L’11 maggio, con l’approvazione del Ddl Cirinnà, la costellazione delle famiglie italiane si è arricchita di ulteriori forme – le unioni civili fra persone dello stesso sesso e le convivenze, sia fra persone dello stesso sesso che di sesso diverso – che vanno ad arricchire quelle già esistenti disegnando nel complesso un variegato insieme in cui si declinano le relazioni affettive e familiari.
Oggi, dunque, non possiamo davvero più parlare di un modello di famiglia perché è il diritto stesso a riconoscere l’emersione del fenomeno sociale di molti modi di fare famiglia e ad attribuire loro rilevanza giuridica.
Il riconoscimento di diritti porta con sé, inevitabilmente, il possibile emergere di conflitti per la loro tutela.
Dobbiamo allora chiederci se i conflitti relativi ad una varietà così numerosa e differenziata di famiglie possano trovare la loro migliore risoluzione attraverso la delega della decisione ad un terzo e, quindi, sotto forma di tutela da parte di un giudice piuttosto che attraverso il riconoscimento reciproco basato sul consenso delle stesse persone in lite.
La modernità di una società non si misura soltanto sull’avvenuto riconoscimento di fenomeni sociali, quali quello di nuove forme di famiglia, ma anche sull’impegno ad individuare appropriati metodi di risoluzione dei conflitti che le attraversano e a favorire il necessario cambiamento culturale.
Non possiamo continuare a pensare al divorzio all’italiana degli anni 70, regolamentato quando esisteva un unico modello familiare, per gestire la fine di una relazione affettiva in un panorama completamente cambiato, dove i modelli di famiglia sono molti.
E, poi, un certo tipo di risoluzione dei conflitti – quella delegata al terzo che li risolve applicando una normativa standard – si pone in aperta contraddizione con ciò che è alla base della esistenza stessa della varietà dei modelli familiari.
La diversità, l’autodeterminazione, l’autoregolamentazione sono elementi fondanti la scelta di non lasciarsi assorbire ed inquadrare in un unico modello.
Il criterio che ha orientato la coppia nel momento della formazione dovrebbe rimanere valido anche per l’eventuale fase della disgregazione del rapporto, per ovviare alla dissonanza che, altrimenti, si creerebbe e risulterebbe stridente.
In quest’ottica assume sempre maggior importanza, insieme alle altre ADR, la Pratica Collaborativa poiché, sia come filosofia che come metodo, rappresenta la modalità di risoluzione delle controversie adeguata per affrontare la complessità della società moderna.

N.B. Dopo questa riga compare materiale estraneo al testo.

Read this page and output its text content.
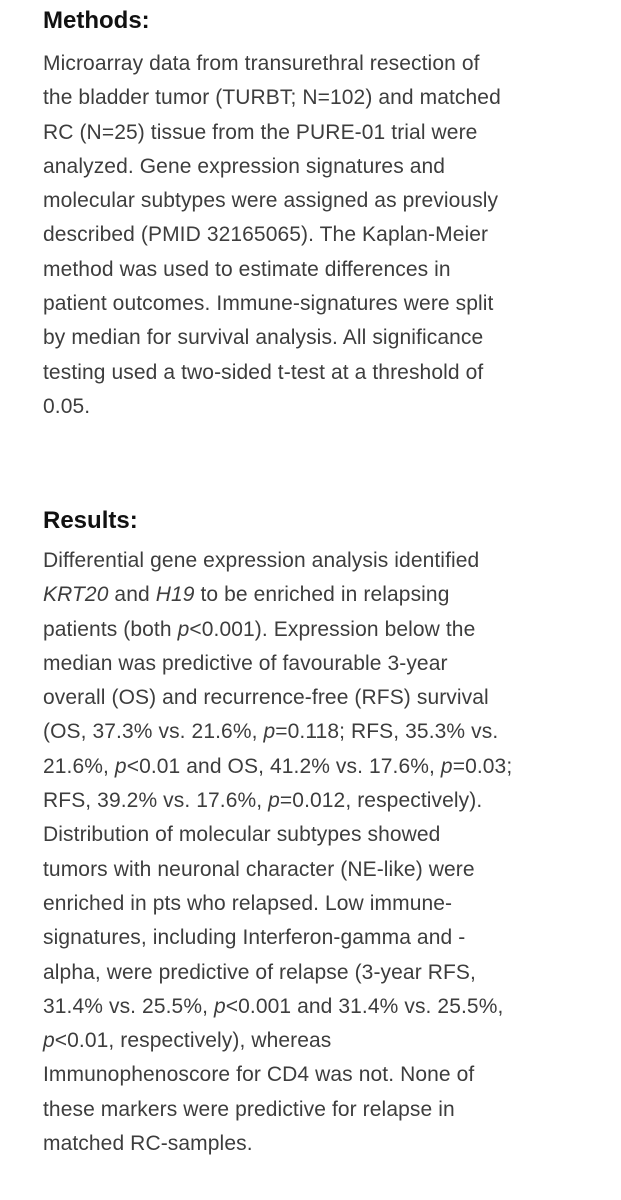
Methods:
Microarray data from transurethral resection of
the bladder tumor (TURBT; N=102) and matched
RC (N=25) tissue from the PURE-01 trial were
analyzed. Gene expression signatures and
molecular subtypes were assigned as previously
described (PMID 32165065). The Kaplan-Meier
method was used to estimate differences in
patient outcomes. Immune-signatures were split
by median for survival analysis. All significance
testing used a two-sided t-test at a threshold of
0.05.
Results:
Differential gene expression analysis identified
KRT20 and H19 to be enriched in relapsing
patients (both p<0.001). Expression below the
median was predictive of favourable 3-year
overall (OS) and recurrence-free (RFS) survival
(OS, 37.3% vs. 21.6%, p=0.118; RFS, 35.3% vs.
21.6%, p<0.01 and OS, 41.2% vs. 17.6%, p=0.03;
RFS, 39.2% vs. 17.6%, p=0.012, respectively).
Distribution of molecular subtypes showed
tumors with neuronal character (NE-like) were
enriched in pts who relapsed. Low immune-
signatures, including Interferon-gamma and -
alpha, were predictive of relapse (3-year RFS,
31.4% vs. 25.5%, p<0.001 and 31.4% vs. 25.5%,
p<0.01, respectively), whereas
Immunophenoscore for CD4 was not. None of
these markers were predictive for relapse in
matched RC-samples.
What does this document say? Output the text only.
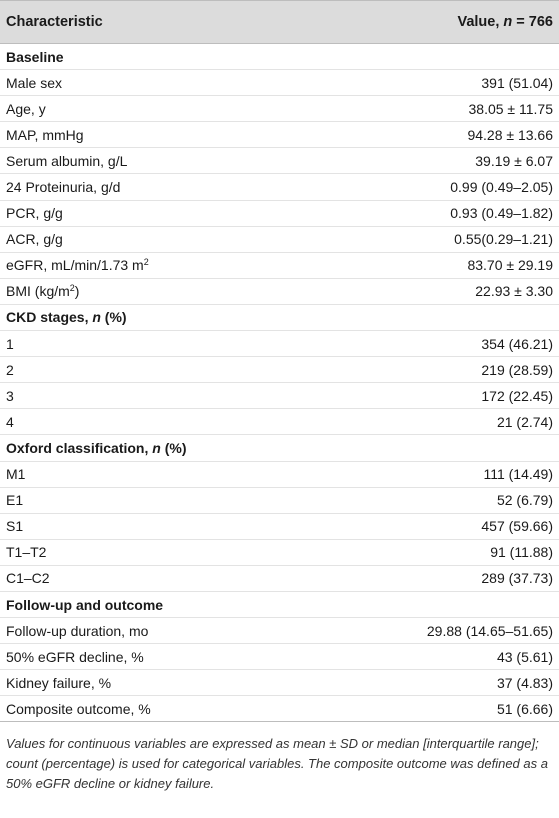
Characteristic	Value, n = 766
Baseline
Male sex	391 (51.04)
Age, y	38.05 ± 11.75
MAP, mmHg	94.28 ± 13.66
Serum albumin, g/L	39.19 ± 6.07
24 Proteinuria, g/d	0.99 (0.49–2.05)
PCR, g/g	0.93 (0.49–1.82)
ACR, g/g	0.55(0.29–1.21)
eGFR, mL/min/1.73 $m^2$	83.70 ± 29.19
BMI $(kg/m^2)$	22.93 ± 3.30
CKD stages, n (%)
1	354 (46.21)
2	219 (28.59)
3	172 (22.45)
4	21 (2.74)
Oxford classification, n (%)
M1	111 (14.49)
E1	52 (6.79)
S1	457 (59.66)
T1–T2	91 (11.88)
C1–C2	289 (37.73)
Follow-up and outcome
Follow-up duration, mo	29.88 (14.65–51.65)
50% eGFR decline, %	43 (5.61)
Kidney failure, %	37 (4.83)
Composite outcome, %	51 (6.66)
Values for continuous variables are expressed as mean ± SD or median [interquartile range]; count (percentage) is used for categorical variables. The composite outcome was defined as a 50% eGFR decline or kidney failure.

Con la valorizzazione della autodeterminazione delle persone e la creazione di soluzioni tagliate “su misura”, che la caratterizzano, la Pratica Collaborativa è una modalità che restituisce ai diretti interessati la soluzione dei loro conflitti, consentendo così un grado di specificità della soluzione che nessun terzo, per quanto illuminato, potrebbe mai garantire.